Farshad Bashir (born 14 January 1988) is a Dutch tax adviser and former politician. From 2008 to 2017, he served as a member of the House of Representatives for the Socialist Party. During his parliamentary career, he focused on taxation, transport and housing.

== Biography ==
His father worked as a journalist for the daily Anis in Kabul. In 1997, after the Taliban had taken control of much of Afghanistan, Bashir left the country, travelling via Herat and several former Soviet republics. During the journey, his father continued with his sons to the Netherlands, where they settled. His mother joined them a year later through family reunification. The family settled in Mantgum, a village in the province of Friesland.

== Political career ==
On 10 July 2002, he became a member of the Socialist Party and of its youth organisation ROOD. On 16 March 2006 he was elected into the municipal council of Leeuwarden. He was a councillor until 28 January 2008. In the same month he became a member of the Dutch House of Representatives, succeeding Rosita van Gijlswijk. At the age of twenty years and one day, he became the youngest member of the Dutch House of Representatives ever.

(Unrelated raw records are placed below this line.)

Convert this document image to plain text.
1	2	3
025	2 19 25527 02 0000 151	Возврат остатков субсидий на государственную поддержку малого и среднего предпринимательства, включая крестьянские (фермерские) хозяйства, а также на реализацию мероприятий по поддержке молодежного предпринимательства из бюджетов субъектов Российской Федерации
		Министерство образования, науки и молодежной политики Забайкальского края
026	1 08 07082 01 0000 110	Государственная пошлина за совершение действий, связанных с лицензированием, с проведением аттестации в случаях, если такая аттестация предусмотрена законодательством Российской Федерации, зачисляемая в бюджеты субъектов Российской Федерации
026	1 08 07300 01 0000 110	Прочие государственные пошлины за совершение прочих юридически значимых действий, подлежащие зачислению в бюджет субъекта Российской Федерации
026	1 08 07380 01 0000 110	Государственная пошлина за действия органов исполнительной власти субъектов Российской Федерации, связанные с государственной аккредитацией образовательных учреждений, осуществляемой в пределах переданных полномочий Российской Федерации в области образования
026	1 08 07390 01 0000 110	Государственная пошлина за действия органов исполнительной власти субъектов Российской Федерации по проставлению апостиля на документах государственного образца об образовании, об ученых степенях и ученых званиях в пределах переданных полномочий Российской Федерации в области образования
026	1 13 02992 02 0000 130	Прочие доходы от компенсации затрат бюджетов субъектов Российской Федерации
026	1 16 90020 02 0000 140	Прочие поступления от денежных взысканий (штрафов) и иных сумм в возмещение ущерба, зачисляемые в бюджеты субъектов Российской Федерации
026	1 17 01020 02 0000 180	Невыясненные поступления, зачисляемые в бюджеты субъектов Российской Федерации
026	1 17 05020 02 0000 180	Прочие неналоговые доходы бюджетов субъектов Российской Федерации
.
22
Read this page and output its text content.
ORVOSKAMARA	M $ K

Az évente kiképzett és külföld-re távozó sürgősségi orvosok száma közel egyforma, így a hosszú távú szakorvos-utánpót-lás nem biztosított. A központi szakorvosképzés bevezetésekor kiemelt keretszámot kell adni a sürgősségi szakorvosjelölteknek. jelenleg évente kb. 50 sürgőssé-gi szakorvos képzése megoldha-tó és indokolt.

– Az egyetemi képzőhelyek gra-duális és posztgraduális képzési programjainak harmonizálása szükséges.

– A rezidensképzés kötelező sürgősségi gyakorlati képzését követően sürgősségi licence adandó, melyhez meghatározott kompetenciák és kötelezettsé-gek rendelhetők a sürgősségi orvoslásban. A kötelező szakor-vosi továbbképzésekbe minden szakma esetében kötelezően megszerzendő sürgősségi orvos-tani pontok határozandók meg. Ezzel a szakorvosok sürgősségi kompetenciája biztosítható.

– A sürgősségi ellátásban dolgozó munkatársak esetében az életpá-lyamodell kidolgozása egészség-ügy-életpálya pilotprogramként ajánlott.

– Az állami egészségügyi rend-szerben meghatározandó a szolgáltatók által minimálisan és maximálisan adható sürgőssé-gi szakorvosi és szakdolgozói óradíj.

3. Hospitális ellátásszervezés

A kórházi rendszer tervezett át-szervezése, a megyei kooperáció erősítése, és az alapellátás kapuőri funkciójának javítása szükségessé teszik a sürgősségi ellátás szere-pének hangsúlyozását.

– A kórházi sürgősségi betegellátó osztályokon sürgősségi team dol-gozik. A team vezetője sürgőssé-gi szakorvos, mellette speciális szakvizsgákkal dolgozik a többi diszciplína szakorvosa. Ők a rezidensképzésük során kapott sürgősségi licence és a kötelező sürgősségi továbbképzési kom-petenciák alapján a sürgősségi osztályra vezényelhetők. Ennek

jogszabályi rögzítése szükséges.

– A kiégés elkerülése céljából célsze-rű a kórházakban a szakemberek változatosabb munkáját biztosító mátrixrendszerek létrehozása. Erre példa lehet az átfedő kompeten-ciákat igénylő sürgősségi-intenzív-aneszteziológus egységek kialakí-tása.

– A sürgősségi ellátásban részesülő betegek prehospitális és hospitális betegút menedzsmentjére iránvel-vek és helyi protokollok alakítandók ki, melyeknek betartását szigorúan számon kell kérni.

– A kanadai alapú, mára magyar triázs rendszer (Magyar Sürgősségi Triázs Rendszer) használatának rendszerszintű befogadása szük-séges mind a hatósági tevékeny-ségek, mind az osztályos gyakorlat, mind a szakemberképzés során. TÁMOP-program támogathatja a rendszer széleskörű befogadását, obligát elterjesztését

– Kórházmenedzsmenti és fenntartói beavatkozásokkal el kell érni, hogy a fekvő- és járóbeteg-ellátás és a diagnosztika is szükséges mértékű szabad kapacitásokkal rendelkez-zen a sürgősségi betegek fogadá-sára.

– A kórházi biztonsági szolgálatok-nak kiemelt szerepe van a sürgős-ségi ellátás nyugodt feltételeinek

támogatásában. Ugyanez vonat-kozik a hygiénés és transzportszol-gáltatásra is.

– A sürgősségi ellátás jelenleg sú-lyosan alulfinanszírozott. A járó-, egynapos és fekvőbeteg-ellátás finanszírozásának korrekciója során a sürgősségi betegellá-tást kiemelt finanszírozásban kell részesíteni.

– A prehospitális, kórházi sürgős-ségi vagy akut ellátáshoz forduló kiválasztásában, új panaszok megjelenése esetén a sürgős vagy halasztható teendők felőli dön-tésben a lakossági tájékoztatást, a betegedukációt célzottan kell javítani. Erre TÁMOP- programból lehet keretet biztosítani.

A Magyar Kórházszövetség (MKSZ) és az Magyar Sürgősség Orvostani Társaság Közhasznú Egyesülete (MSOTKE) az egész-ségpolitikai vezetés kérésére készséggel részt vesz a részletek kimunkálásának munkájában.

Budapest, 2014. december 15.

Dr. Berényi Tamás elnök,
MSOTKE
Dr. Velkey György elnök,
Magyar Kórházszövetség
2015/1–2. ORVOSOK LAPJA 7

In January 2017, Bashir was named to the Forbes 30 Under 30 Europe list in the Law & Policy category.

His term in the House ended on 23 March 2017.

Ahead of the inauguration of Willem-Alexander as king in 2013, Bashir stated that he would refuse to swear an oath of loyalty to the new monarch. Bashir described himself as a republican and opposed the Dutch monarchy.

His membership of the Socialist Party ended on 31 December 2017.

== Career after politics ==
After leaving the House of Representatives, Bashir began working as a self-employed tax adviser in April 2017. From October 2024 until 31 August 2026, he worked as a strategic adviser at the Amsterdam regional transport authority.

== Education ==
Bashir studied mathematics and physics at the University of Groningen, but did not complete those programmes. From September 2018 to August 2022, he studied business administration at Erasmus University Rotterdam, where he obtained a Bachelor of Science degree.